For Bronwen
Also for my father, Thomas Walsh and my brother, Terry Walsh. The best men I’ve known are the first men I knew.
In memory of Sarah McCormack (1978–2006), a wonderful Pimlico Kid.
“Footfalls echo in the memory
Down the passage which we did not take”
From Burnt Norton, T.S. Eliot
Taunton 20 miles. The road sign slips past and another, listing local villages, glides towards me. One name stands out like my own on a guest list. A door into the past swings open and releases a locked-away ache. The car slows, behind me a horn blares. I pull into a lay-by.
Lower Sinton: part of an address written above two kiss crosses on a sheet of lined paper. I have never been here but I know it from what she told me: narrow lanes of pale yellow cottages; black window boxes crammed with flowers; main street pavements that rose three feet above the road. Her grandmother’s house stood next to the village post office and in the road outside her father’s black Humber gleamed. Beyond the back garden lay the wide meadow and further still there was the river. She spent her holidays here: where the sun always shone. When she returned to London, I marvelled at her golden skin and the extra light that had crept into her hair. It’s what happened in Somerset. It should have been Summerset.

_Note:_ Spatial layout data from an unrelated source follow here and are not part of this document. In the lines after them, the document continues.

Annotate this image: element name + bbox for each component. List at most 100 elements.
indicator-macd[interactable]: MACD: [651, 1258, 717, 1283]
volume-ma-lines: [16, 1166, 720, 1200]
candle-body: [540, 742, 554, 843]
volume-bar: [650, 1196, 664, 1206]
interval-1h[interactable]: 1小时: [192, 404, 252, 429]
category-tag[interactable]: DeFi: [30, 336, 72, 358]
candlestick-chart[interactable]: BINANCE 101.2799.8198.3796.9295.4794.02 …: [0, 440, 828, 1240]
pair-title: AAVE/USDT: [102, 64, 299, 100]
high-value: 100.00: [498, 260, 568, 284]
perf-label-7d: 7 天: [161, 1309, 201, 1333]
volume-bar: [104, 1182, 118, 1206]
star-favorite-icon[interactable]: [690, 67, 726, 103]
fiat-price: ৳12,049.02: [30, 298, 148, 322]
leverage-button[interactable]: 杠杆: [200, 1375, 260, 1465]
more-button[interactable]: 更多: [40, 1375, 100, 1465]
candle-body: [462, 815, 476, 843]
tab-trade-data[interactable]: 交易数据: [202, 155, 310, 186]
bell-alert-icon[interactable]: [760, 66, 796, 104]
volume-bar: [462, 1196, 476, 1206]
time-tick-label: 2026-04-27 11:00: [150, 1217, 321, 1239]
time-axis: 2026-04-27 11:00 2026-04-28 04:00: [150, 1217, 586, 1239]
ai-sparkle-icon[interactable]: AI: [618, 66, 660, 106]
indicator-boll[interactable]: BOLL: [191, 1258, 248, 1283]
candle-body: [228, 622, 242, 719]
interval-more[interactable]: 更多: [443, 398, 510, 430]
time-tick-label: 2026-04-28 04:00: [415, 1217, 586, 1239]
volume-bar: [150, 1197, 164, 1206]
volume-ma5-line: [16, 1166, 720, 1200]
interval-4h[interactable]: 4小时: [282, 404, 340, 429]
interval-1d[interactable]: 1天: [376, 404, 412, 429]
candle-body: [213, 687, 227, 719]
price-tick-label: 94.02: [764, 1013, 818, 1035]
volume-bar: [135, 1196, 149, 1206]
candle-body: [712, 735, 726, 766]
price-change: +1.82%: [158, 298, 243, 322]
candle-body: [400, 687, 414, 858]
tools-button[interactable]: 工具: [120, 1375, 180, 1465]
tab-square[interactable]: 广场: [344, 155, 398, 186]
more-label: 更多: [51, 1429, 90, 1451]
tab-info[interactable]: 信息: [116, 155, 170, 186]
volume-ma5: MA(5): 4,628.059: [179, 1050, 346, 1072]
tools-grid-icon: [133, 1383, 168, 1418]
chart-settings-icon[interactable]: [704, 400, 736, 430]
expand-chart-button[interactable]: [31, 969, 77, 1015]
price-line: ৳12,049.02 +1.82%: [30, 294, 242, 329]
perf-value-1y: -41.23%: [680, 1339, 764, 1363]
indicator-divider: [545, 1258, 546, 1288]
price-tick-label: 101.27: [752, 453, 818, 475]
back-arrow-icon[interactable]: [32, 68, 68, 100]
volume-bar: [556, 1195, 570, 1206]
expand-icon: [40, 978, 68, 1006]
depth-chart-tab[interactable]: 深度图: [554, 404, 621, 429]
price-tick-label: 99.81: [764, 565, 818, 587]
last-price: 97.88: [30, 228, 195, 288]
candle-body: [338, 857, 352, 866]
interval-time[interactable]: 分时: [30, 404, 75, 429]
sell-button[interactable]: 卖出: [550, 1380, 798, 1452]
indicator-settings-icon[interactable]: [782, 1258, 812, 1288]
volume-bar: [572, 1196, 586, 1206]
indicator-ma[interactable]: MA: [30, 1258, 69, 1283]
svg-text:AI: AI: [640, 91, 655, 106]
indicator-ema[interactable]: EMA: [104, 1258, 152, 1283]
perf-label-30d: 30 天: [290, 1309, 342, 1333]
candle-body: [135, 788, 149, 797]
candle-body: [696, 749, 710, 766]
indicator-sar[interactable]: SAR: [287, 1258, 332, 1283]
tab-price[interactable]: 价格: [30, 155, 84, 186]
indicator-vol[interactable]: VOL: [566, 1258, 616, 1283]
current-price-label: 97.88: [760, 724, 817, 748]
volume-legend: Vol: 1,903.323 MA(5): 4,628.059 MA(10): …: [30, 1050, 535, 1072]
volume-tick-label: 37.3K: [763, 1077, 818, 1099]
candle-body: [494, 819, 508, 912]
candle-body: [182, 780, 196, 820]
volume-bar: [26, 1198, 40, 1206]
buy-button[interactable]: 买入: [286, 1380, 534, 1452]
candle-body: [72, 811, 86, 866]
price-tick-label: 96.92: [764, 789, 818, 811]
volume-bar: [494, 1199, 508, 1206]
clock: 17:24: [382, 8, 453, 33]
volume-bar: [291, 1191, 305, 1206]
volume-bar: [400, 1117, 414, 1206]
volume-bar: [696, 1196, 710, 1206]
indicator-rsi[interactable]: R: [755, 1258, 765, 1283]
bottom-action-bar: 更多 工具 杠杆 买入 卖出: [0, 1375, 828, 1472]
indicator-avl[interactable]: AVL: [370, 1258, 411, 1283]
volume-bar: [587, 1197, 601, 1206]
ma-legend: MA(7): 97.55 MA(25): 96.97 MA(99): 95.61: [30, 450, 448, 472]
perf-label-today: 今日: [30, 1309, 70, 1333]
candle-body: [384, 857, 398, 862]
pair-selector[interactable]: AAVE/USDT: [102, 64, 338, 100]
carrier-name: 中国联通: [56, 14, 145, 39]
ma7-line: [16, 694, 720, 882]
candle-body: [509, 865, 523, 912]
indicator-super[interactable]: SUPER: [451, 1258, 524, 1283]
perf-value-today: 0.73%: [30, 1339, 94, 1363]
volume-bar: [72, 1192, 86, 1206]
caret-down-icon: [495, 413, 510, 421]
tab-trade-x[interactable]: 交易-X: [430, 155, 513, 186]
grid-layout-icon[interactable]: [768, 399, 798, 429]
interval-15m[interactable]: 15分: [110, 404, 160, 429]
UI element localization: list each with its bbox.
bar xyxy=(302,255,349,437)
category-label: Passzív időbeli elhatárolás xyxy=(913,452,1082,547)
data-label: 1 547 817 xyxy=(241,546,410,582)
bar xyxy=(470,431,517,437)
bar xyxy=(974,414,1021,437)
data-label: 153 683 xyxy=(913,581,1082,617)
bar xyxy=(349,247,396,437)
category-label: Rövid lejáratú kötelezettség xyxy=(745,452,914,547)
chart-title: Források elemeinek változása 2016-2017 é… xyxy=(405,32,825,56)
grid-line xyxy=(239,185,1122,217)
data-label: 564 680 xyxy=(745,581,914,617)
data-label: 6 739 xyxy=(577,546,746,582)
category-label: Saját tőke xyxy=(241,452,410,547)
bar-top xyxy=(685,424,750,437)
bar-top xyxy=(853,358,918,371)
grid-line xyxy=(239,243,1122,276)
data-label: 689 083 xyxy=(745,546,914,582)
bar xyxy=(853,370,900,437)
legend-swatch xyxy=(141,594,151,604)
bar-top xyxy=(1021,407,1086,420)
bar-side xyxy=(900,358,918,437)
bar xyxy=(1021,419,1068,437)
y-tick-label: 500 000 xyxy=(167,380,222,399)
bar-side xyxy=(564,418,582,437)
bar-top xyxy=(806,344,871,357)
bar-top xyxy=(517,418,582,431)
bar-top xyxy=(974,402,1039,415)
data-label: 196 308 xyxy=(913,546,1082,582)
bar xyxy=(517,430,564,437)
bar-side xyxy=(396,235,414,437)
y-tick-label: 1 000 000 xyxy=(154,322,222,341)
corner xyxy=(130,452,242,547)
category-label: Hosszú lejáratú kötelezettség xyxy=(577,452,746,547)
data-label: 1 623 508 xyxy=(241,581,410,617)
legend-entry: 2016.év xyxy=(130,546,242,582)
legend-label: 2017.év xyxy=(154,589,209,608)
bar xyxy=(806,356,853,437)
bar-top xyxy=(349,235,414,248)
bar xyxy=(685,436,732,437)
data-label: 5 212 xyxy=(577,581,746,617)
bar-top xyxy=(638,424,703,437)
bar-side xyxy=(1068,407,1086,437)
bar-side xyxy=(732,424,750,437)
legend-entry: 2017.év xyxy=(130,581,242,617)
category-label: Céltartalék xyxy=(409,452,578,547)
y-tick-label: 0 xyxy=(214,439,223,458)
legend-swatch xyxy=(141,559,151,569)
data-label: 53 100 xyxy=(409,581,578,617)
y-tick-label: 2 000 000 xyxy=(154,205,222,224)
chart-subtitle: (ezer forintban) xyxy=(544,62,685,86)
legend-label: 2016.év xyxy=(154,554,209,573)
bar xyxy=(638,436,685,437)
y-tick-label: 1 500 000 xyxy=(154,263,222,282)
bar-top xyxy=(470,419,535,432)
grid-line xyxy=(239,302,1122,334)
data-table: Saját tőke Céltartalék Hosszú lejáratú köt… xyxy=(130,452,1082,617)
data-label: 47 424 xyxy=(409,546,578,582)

I close my eyes. Back they come. First, as always, her face: bright, elfin, thanks to a short hairstyle, known at the time as Italian Boy. Beside her, my friend is making a circle with thumb and forefinger to tell me that everything is OK. And the other girl, with shining blue eyes, is hiding a smile behind her hand.
Scar reverts to wound. I tell myself, again, that we were children; that we couldn’t have prevented what happened; that when the most we might have been expected to deal with was a first kiss or a dying grandparent, we were undone by love itself, and violence – and that adults betrayed us.
Childhood love can endure but childhood promises are hard to keep.
High summer in Pimlico. After days of fierce sunshine, the meagre lawns of the prefabs in Grimsdyke Street are bleached and balding. A breeze churns the baked urban air and releases a faint, blended odour of street dust and dried dog shit.
In the afternoon heat, even the flying ants are walking. Rooksy and I have stopped moving altogether. We’re draped over the chest-high wall of Madge Smith’s garden, savouring the smell of wet soil in her hosed flowerbeds, and admiring her lush, watered grass.
I rest my head on my arms. It would be easy to fall asleep on the hard-sponge bricks, except that Madge is here. We pretend not to look as she bends to set down the large basket of washing on her terrace, which is an extension of the concrete slab on which the prefab stands. Rooksy props his chin on his hands. Sweat beads down his face in glistening lines. He sucks in air around his clenched teeth, and sighs. ‘Do you think Madge would show us her tits if we asked her nicely?’
‘Jesus, not so loud!’
Rooksy says thrilling things but he has sod-all volume control. Madge hasn’t heard what he’s said but her frown makes it clear that she wouldn’t have liked it. I ignore his question, but it’s got me wondering, again: what is it about tits? Hearing the word said aloud excites in a way that bosoms can’t. Mum has bosoms, so does my Aunt Winnie; hers are enormous and stretch her cream blouses and twin sets with more weight than push. Madge has tits.
How, and at what point, they become bosoms is a bit of a mystery. Perhaps they are tits that are no longer exciting? For now, imagining Madge naked from the waist up makes speech difficult and, not for the first time, Rooksy has conjured up images that I’ll be thinking about later.
He straightens up. ‘You know, I think she might. She must be so proud of them.’
‘Don’t be stupid, Rooksy.’
Madge will be doing no such thing. She’s little Jojo’s mum, and she isn’t much younger than mine.
He closes his eyes. ‘Oh the fabulous flesh.’
‘Rooksy, please!’
I turn away but he puts his arm around my shoulders and steers me back to stand alongside him as if we’re in a urinal. Madge glides to her back door where she lifts a cloth peg bag from its hook and returns to drop it on top of the washing.